Mindless fun can still be fun, especially if the actors playing it are committed to the chic silliness. In A Child of the Century, Ben Hecht's 1954 autobiography, he writes that he admires "the actor or actress who can remove the mechanics of the play being performed and present me with a brief poem of self." Hecht adds that "of the few actors I have known who had that genius, I admired most Jack Barrymore." (He was speaking of Barrymore's performance in the movie adaptation of Twentieth Century; Hecht himself had been offered the stage role by producer-director George Abbott but nixed the idea.)
Heche, who has Carole Lombard's nose and jaw line and Gloria Swanson's mouth, is all angular movement and actress-y emotion from the moment that she enters in a soigné suit. (She may have honed her occasionally Kate Hepburn-esque delivery while taping Adam's Rib for L.A. Theatre Works not long ago.) Taking the measure of everyone who comes near her, Heche drolly makes it plain that Lily is a woman who regards others only for the time they're willing to devote to her. Both Baldwin and Heche are ardent physical comics here. If anything is lacking in their combined playing, it's the sense that, underneath it all, they're truly and passionately in love with each other. Then again, on screen, Barrymore and Lombard didn't strike that elusive chord either. (Moffat Johnston and Eugenie Leontovitch played the parts in the 1932 stage production.)
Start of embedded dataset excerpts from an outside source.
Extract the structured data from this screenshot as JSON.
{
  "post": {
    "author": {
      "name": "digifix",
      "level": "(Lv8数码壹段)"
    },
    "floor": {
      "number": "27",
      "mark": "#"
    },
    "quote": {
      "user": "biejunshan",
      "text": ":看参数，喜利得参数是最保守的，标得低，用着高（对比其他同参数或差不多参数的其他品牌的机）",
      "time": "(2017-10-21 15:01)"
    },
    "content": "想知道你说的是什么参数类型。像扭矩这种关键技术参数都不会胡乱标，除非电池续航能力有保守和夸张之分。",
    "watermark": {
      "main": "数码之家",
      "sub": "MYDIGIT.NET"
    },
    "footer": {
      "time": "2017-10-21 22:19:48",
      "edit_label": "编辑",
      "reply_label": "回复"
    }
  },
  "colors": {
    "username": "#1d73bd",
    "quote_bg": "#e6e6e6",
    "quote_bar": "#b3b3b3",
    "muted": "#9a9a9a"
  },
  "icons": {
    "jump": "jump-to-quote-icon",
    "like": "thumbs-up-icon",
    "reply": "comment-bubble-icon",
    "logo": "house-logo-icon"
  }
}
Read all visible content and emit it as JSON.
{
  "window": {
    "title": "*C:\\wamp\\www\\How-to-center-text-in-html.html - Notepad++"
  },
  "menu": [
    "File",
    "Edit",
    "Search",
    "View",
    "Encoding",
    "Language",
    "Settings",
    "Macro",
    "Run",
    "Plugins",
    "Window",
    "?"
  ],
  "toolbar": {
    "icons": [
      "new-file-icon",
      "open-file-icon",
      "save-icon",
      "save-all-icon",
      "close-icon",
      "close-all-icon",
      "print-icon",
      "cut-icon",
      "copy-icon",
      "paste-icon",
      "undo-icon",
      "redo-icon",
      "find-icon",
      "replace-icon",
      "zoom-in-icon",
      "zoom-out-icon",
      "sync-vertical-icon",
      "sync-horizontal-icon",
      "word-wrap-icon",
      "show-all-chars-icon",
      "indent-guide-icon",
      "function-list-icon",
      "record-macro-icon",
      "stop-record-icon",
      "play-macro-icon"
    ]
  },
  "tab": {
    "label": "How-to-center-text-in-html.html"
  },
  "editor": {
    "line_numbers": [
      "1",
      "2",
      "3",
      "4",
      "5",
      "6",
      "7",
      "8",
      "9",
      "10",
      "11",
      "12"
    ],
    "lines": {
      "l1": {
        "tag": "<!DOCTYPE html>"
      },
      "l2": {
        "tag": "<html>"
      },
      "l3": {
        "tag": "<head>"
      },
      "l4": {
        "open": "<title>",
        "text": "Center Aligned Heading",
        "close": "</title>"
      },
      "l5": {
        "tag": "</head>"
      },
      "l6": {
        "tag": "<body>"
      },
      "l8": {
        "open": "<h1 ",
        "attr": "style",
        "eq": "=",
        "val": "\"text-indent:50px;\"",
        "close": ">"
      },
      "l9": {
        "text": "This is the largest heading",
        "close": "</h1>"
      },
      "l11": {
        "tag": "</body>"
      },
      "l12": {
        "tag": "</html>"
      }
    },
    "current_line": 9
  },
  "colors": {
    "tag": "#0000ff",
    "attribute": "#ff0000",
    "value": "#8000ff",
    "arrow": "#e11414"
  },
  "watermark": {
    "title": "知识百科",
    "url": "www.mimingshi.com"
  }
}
Julie Halston has the part that Walter Connelly owned in the film, here a trouser role. Decked out in one of William Ivey Long's feathered hats, she displays the good-natured acerbity that is one the hallmarks of her style. Dan Butler, as the other object of Oscar Jaffe's daily abuse, has a wonderful way of delivering his lines with a bemused smile on his map-of-Ireland face. Meanwhile, several other amusing characterizations keep parading through. (Jim Carnahan and Mele Nagler worked with director Bobbie on the gem-like casting.) Stephen DeRosa plays a member of the Oberammergau acting troupe with guttural gusto and later returns without beard as Max Jacobs. Factoring in Tom Aldredge's long-faced mock gravity as the Bible-thumping Matthew Clarke and Ryan Shively's appropriately pompous George Smith, this Twentieth Century shows that studio lots in '30s Hollywood may have been crowded with estimable character actors but no more so than today's Broadway stages.